Hizo una breve genuflexión ante la cruz. A continuación, para darse suerte, besó el crucifijo que colgaba en el altar de su alcoba. La espada golpeteó el suelo de piedra; le gustó el ruido. Lo llamaban el «obispo guerrero», y la gente se quejaba de que sus hombres ya hubieran matado a un puñado de rebeldes y un cura lolardo. Pues ahora se enterarían de cómo era realmente un obispo guerrero.

Cuando él acabase con aquello, no quedaría en toda East Anglia un solo hombre, mujer o niño rebelde.
Expugno, exsequor, eradico
: «captura, ejecuta, destruye».

Cuando Magda volvió a la cocina de Blackingham tras la visita semanal a su familia, estaba preocupada. Al darle el beso de despedida, su madre le había susurrado: «Dile a la señora que vele por la seguridad de su casa». En realidad, Magda no necesitaba esa advertencia; sentía el peligro alrededor, lo palpaba, y en caso de que le hiciesen falta pruebas reales, también lo había percibido con sus propios oídos. La gente no vigilaba lo que decía delante de ella porque era una simple.

Una vez, cuando servía cerveza a unos visitantes de su padre, oyó su conversación con aquellos hombres toscos a los que nunca había visto. En un raro arrebato de hospitalidad, su padre les había ofrecido algo de beber.
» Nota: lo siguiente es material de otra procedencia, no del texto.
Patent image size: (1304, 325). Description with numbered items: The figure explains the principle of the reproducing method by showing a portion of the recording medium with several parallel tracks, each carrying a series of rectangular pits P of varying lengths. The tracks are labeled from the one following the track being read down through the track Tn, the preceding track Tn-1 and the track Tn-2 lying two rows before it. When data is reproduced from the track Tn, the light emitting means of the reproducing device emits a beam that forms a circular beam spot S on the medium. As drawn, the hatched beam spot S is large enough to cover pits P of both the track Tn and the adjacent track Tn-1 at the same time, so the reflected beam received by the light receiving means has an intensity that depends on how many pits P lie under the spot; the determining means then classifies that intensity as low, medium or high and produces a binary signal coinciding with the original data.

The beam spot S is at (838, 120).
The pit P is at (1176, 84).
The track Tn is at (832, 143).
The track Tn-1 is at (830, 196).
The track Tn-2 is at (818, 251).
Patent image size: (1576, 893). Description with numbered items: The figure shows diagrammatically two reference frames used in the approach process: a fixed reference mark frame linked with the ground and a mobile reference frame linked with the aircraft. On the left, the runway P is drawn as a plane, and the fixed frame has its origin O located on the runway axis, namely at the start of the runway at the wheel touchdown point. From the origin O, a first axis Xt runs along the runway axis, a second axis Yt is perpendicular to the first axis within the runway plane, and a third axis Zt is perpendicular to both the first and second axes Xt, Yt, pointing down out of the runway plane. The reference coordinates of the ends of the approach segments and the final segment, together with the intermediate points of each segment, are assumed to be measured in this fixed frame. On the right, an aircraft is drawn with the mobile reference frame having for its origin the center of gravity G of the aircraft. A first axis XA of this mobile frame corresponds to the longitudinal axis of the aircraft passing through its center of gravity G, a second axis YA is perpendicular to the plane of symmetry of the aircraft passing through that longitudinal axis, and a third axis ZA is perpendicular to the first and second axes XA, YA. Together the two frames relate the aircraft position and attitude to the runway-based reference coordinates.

Un tal Geoffrey Litster los exhortaba a armarse, a quemar las casas de los monjes y los palacios reales, incluso las casas señoriales. Magda nunca había visto un palacio real o la casa de un monje. Tal vez eran viviendas de malhechores, como dijo aquel Litster. Pero ¿las casas señoriales? A lo mejor sólo se refería a las de gente malvada. De todos modos, se estremeció cuando pensó en el fuego. Se acordó de la lonja y del pastor con la piel fundida y tiznada de hollín.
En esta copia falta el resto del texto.